Reprogramming the tumor microenvironment with biotechnology

• Published in: Biomaterials research Vol. 27; no. 1; pp. 5 - 23
• Main Authors: Kim, Minjeong, Lee, Na Kyeong, Wang, Chi-Pin James, Lim, Jaesung, Byun, Min Ji, Kim, Tae-Hyung, Park, Wooram, Park, Dae-Hwan, Kim, Se-Na, Park, Chun Gwon
• Format: Journal Article
• Language: English
• Published: London BioMed Central 31.01.2023; BioMed Central Ltd; American Association for the Advancement of Science (AAAS); 한국생체재료학회
• Subjects: Adenosine triphosphate; Amino acids; Antigens; Biological products; Biomaterials; Biomedical materials; Biotechnology; Cancer therapies; CD4 antigen; CD8 antigen; Chemistry and Materials Science; Chemotherapy; Combination treatment; Cytokines; Cytotoxicity; Development and progression; Drug delivery systems; Drugs; Glucose metabolism; Hydrogels; Immune response; Immunoregulation; Immunotherapy; Lipids; Lymphocytes; Lymphocytes T; Macrophages; Materials Science; Metabolic pathways; Metastases; Nanoparticle; Nanoparticles; Phenotypes; Physiological aspects; Polyethylene glycol; Polymers; Reprogramming; Review; T cells; Toll-like receptors; Tumor cells; Tumor microenvironment; Tumor necrosis factor-TNF; Tumor-infiltrating lymphocytes; Tumorigenesis; Tumors; 의공학; Combination treatment; Reprogramming; Tumor microenvironment; Nanoparticle; Biomaterials
• ISSN: 2055-7124; 1226-4601; 2055-7124
• DOI: 10.1186/s40824-023-00343-4

The tumor microenvironment (TME) is a unique environment that is developed by the tumor and controlled by tumor-induced interactions with host cells during tumor progression.
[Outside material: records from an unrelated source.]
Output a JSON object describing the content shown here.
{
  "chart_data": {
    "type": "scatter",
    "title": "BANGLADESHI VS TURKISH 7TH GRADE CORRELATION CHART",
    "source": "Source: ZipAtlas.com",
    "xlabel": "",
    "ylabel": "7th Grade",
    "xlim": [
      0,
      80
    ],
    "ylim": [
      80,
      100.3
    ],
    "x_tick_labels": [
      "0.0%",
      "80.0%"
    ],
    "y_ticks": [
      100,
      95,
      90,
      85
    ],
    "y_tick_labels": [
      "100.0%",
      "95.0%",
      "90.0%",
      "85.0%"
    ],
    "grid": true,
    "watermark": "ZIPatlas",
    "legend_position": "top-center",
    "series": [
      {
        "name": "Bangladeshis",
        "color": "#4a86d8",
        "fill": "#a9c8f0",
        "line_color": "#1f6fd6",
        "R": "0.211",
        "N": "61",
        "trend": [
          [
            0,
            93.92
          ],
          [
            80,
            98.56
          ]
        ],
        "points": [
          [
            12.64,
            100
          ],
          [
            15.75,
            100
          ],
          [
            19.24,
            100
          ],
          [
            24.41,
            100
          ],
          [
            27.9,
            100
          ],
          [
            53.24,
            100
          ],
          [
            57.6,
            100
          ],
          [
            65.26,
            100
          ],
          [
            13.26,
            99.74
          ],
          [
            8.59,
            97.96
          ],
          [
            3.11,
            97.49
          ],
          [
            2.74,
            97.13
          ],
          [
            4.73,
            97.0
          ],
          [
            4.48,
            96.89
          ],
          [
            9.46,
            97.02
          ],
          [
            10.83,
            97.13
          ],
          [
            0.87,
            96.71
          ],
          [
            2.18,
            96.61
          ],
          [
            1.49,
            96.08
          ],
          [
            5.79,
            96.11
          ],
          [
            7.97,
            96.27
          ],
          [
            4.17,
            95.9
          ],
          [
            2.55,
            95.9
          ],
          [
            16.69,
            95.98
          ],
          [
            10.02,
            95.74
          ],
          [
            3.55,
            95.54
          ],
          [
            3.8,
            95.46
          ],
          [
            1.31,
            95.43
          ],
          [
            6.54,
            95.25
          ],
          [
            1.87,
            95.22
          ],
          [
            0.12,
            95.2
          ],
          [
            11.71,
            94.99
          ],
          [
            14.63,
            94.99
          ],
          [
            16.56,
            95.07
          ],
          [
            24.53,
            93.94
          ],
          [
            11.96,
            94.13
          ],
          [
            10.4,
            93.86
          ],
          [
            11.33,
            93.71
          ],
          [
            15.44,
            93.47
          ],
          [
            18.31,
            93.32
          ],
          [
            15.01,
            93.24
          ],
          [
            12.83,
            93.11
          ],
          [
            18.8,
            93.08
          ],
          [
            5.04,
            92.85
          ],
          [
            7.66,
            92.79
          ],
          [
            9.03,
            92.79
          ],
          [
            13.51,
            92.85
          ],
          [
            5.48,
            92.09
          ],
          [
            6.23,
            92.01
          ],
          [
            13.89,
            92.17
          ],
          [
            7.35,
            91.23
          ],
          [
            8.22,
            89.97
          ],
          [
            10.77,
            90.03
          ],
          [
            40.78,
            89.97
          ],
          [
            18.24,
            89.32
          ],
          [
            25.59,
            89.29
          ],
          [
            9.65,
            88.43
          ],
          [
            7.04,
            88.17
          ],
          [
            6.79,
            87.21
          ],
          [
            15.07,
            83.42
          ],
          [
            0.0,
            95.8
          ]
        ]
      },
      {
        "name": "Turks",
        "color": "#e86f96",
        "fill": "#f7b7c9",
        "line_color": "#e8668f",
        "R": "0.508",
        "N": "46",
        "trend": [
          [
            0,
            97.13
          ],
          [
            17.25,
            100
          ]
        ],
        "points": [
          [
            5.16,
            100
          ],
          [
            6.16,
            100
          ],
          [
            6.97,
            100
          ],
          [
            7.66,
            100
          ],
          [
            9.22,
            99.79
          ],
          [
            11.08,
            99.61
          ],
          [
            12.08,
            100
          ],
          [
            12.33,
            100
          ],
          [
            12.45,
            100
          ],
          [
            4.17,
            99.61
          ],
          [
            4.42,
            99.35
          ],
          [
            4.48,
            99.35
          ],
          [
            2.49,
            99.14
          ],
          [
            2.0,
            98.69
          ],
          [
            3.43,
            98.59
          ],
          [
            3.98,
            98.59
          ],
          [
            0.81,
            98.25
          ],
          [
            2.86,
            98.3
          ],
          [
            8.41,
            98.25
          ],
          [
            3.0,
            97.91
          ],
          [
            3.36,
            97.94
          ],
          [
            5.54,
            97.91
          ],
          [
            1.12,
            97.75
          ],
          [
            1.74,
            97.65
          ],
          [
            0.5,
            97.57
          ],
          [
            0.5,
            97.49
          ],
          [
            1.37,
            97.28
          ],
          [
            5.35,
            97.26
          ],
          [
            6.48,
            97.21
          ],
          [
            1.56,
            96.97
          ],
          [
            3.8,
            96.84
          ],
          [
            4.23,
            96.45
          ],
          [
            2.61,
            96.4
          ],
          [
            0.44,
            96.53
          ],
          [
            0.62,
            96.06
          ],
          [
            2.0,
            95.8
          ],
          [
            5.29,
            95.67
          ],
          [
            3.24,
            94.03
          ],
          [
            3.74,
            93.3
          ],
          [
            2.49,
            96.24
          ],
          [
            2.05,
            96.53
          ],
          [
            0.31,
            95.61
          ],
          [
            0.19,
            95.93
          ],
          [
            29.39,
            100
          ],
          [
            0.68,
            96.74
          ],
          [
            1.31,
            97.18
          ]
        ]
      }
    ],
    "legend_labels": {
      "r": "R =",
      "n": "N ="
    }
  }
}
The TME includes immune cells, which can be classified into two types: tumor- antagonizing and tumor-promoting immune cells. Increasing the tumor treatment responses is associated with the tumor immune microenvironment. Targeting the TME has become a popular topic in research, which includes polarizing macrophage phenotype 2 into macrophage phenotype 1 using Toll-like receptor agonists with cytokines, anti-CD47, and anti-SIPRα. Moreover, inhibiting regulatory T cells through blockades and depletion restricts immunosuppressive cells in the TME. Reprogramming T cell infiltration and T cell exhaustion improves tumor infiltrating lymphocytes, such as CD8 + or CD4 + T cells. Targeting metabolic pathways, including glucose, lipid, and amino acid metabolisms, can suppress tumor growth by restricting the absorption of nutrients and adenosine triphosphate energy into tumor cells. In conclusion, these TME reprogramming strategies exhibit more effective responses using combination treatments, biomaterials, and nanoparticles. This review highlights how biomaterials and immunotherapy can reprogram TME and improve the immune activity.